The limousine cruised gently to the right and was cloaked in cooling shade from the pine trees on the verge. A wooden road sign – the sort that normally advertised campsites, roadside grills or log-house holidays – announced an imminent turn-off for USIC.
‘You go to any sinking city in the country,’ continued the driver, ‘and you’ll find lots of people in the same boat. They may tell you they’re working for this or that company, but scratch underneath, and they’re working for USIC.’
‘I don’t even know what the letters in “USIC” stand for,’ said Peter.
‘Search me,’ said the driver. ‘A lot of companies these days got meaningless names. All the meaningful names have been taken. It’s a trademark thing.’
‘I assume the US part means United States.’

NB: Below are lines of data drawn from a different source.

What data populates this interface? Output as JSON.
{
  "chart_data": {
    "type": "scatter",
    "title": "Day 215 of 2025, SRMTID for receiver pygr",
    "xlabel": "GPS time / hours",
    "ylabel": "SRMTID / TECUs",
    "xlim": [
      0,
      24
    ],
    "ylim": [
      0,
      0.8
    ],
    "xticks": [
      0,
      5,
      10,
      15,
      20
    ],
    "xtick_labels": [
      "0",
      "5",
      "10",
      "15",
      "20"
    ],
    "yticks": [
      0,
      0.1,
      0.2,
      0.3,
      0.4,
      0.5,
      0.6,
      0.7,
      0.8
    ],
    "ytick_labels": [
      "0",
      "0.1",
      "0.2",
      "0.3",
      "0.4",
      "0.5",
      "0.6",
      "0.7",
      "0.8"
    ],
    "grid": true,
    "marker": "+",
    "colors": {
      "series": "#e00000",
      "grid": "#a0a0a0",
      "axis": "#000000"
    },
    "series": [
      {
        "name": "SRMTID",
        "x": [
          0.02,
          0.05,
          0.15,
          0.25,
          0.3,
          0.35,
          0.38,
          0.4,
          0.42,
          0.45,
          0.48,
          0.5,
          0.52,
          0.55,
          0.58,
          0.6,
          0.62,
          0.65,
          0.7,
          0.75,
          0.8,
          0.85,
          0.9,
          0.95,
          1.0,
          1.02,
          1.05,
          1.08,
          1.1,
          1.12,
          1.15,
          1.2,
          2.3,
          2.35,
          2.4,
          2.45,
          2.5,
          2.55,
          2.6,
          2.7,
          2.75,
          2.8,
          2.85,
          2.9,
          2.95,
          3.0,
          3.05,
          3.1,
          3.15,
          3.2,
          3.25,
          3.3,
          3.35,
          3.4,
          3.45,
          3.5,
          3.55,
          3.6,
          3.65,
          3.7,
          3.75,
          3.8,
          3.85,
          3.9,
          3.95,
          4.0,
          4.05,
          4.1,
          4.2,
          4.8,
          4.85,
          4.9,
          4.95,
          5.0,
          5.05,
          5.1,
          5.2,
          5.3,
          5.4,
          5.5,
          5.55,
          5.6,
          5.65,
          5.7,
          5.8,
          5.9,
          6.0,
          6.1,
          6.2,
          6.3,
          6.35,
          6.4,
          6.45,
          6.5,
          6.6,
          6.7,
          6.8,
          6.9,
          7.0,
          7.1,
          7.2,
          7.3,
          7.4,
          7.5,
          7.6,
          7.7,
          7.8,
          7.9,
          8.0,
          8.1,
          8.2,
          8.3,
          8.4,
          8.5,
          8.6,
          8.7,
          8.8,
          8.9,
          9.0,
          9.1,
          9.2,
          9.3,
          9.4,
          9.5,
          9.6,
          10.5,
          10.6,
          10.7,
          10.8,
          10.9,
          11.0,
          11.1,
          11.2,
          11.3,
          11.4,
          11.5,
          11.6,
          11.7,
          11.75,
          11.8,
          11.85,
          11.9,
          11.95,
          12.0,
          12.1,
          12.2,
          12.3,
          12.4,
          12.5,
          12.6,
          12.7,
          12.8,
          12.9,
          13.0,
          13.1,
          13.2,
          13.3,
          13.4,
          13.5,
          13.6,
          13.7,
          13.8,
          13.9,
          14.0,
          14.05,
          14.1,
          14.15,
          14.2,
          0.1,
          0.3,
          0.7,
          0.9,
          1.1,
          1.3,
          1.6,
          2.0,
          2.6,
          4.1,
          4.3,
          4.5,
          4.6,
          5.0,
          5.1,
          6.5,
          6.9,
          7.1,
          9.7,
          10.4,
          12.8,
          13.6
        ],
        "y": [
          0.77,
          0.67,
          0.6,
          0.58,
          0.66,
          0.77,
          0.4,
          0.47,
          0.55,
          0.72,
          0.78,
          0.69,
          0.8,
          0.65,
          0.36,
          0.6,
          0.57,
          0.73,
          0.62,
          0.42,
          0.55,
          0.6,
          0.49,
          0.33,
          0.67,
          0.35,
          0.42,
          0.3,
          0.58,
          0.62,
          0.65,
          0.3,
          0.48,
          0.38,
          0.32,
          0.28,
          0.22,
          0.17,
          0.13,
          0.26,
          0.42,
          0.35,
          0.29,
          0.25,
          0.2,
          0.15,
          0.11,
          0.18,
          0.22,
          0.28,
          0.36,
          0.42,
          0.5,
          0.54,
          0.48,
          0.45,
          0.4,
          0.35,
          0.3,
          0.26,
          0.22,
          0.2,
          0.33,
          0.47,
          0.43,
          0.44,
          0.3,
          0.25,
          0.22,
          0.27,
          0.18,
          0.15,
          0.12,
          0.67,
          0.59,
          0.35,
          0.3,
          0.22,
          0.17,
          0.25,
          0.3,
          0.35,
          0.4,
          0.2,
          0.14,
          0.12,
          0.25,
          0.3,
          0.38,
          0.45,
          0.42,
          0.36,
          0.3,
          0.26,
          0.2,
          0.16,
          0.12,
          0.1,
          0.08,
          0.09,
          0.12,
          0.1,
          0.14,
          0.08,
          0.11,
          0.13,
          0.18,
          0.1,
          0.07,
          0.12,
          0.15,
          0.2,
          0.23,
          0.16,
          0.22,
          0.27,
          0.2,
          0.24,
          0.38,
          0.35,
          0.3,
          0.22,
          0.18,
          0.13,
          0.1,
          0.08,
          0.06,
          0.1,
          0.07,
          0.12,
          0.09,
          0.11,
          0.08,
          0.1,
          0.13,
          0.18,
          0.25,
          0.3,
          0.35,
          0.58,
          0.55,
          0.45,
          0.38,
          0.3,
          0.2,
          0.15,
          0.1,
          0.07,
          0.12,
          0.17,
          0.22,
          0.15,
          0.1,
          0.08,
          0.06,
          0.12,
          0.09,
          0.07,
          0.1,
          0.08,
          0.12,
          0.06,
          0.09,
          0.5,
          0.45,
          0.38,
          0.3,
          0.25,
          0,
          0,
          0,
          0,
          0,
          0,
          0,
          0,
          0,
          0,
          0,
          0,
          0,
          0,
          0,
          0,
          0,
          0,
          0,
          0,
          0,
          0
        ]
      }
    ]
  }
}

‘I guess. They’re multinational, though. Somebody even told me they started up in Africa. All I know is, they’re good to work for. Never screwed me around. You’ll be in good hands.’
Into thy hands I commend my spirit, Peter naturally thought. Luke 23:46, fulfilling the prophesy of Psalms 31:5. Except that it wasn’t clear into whose hands he was about to be delivered.
‘This will sting some,’ said the black woman in the white lab coat. ‘In fact, it will be real unpleasant. You’ll feel like a pint of cold yoghurt is travelling up your veins.’
‘Gee, thanks. I can hardly wait.’ He settled his head uneasily in the padded polystyrene hollow of his coffin-like crib and tried not to look at the spike that was approaching his tourniquetted arm.
‘We wouldn’t want you to think there was anything wrong, that’s all.’
‘If I die, please tell my – ’
‘You won’t die. Not with this stuff inside you. Just relax and think nice thoughts.’
The cannula was in his vein; the IV drip was activated; the translucent substance moved into him. He thought he might vomit from the sheer ghastliness of it. They ought to have given him a sedative or something. He wondered if his three fellow travellers were braver than him. They were nestled in identical cribs, elsewhere in the building, but he couldn’t see them. He would meet them in a month from now, when he woke up.
The woman who had administered the infusion stood calmly watching over him. Without warning – but how could there be any warning? – her lipsticked mouth started to drift to the left of her face, the lips travelling across the flesh of her cheek like a tiny red canoe. The mouth did not stop until it reached her forehead, where it came to rest above her eyebrows. Then her eyes, complete with eyelids and lashes, moved down towards her jawline, blinking normally as they relocated.
‘Don’t fight it, just go with it,’ the mouth on the forehead advised. ‘It’s temporary.’
He was too frightened to speak. This was no hallucination. This was what happened to the universe when you were no longer able to hold it together. Atoms in clusters, rays of light, forming ephemeral shapes before moving on. His greatest fear, as he dissolved into the dark, was that he would never see other humans the same way again.